Mar 15 20:06:02 magichead systemd[1]: multi-user.target: Found ordering cycle on podman-compose.service/start
Mar 15 20:06:02 magichead systemd[1]: multi-user.target: Found dependency on nvidia-cdi-refresh.service/start
Mar 15 20:06:02 magichead systemd[1]: multi-user.target: Found dependency on multi-user.target/start
Mar 15 20:06:02 magichead systemd[1]: multi-user.target: Job podman-compose.service/start deleted to break ordering cycle starting with multi-user.target/start
Expected behavior
The shipped unit file should not include dependencies unless there is a real and verifiable reason for them. For example, if this unit requires a file on a particular file system, then adding a RequiresMountsFor is appropriate. If it requires the Nvidia kernel module to be loaded before it starts, then perhaps an ExecStartPre that calls modprobe would be appropriate. However, adding After=multi-user.target is too broad of a dependency to add, even if it happens to handle both of the example requirements above because it also forces the system to wait for a bunch of other stuff that the service does not actually need.
Environment (please provide the following information):
nvidia-container-toolkitversion:1.19.0- NVIDIA Driver Version:
580.142 - Host OS: OpenSUSE Leap 15.6
- Kernel Version:
6.4.0 - Container Runtime Version:
runc 1.3.4 - CPU Architecture:
x86_64 - GPU Model(s): GTX 1070
- Output of
nvidia-smi
► sudo nvidia-smi
Sun Mar 15 20:26:08 2026
+-----------------------------------------------------------------------------------------+
| NVIDIA-SMI 580.142 Driver Version: 580.142 CUDA Version: 13.0 |
+-----------------------------------------+------------------------+----------------------+
| GPU Name Persistence-M | Bus-Id Disp.A | Volatile Uncorr.
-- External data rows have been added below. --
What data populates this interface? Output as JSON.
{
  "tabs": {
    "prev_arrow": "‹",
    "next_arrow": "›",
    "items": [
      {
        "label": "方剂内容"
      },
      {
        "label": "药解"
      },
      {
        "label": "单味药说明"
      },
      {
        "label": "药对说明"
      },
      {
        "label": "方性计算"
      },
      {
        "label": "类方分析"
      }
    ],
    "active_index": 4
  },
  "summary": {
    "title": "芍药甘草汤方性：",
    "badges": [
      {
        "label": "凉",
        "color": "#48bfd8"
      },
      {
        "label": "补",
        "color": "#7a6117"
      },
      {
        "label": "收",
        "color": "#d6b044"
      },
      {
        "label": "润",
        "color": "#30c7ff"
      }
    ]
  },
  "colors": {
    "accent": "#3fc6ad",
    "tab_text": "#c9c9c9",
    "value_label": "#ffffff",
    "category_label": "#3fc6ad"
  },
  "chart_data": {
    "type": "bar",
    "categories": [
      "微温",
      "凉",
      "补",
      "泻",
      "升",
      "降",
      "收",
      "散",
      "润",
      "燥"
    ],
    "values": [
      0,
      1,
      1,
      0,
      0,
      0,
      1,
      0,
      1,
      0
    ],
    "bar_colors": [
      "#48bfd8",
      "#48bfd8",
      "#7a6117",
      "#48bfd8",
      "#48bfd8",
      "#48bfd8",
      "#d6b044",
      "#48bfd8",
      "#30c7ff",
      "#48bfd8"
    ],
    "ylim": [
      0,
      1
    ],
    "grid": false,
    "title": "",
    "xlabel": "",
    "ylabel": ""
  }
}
ECC |
| Fan Temp Perf Pwr:Usage/Cap | Memory-Usage | GPU-Util Compute M. |
| | | MIG M. |
|=========================================+========================+======================|
| 0 NVIDIA GeForce GTX 1070 On | 00000000:26:00.0 Off | N/A |
| 0% 30C P8 6W / 151W | 50MiB / 8192MiB | 0% Default |
| | | N/A |
+-----------------------------------------+------------------------+----------------------+
+-----------------------------------------------------------------------------------------+
| Processes: |
| GPU GI CI PID Type Process name GPU Memory |
| ID ID Usage |
|=========================================================================================|
| 0 N/A N/A 1769 G /usr/bin/X 38MiB |
+-----------------------------------------------------------------------------------------+
- Container logs: N/A as my containers do not even attempt to start on boot as a result of this bug.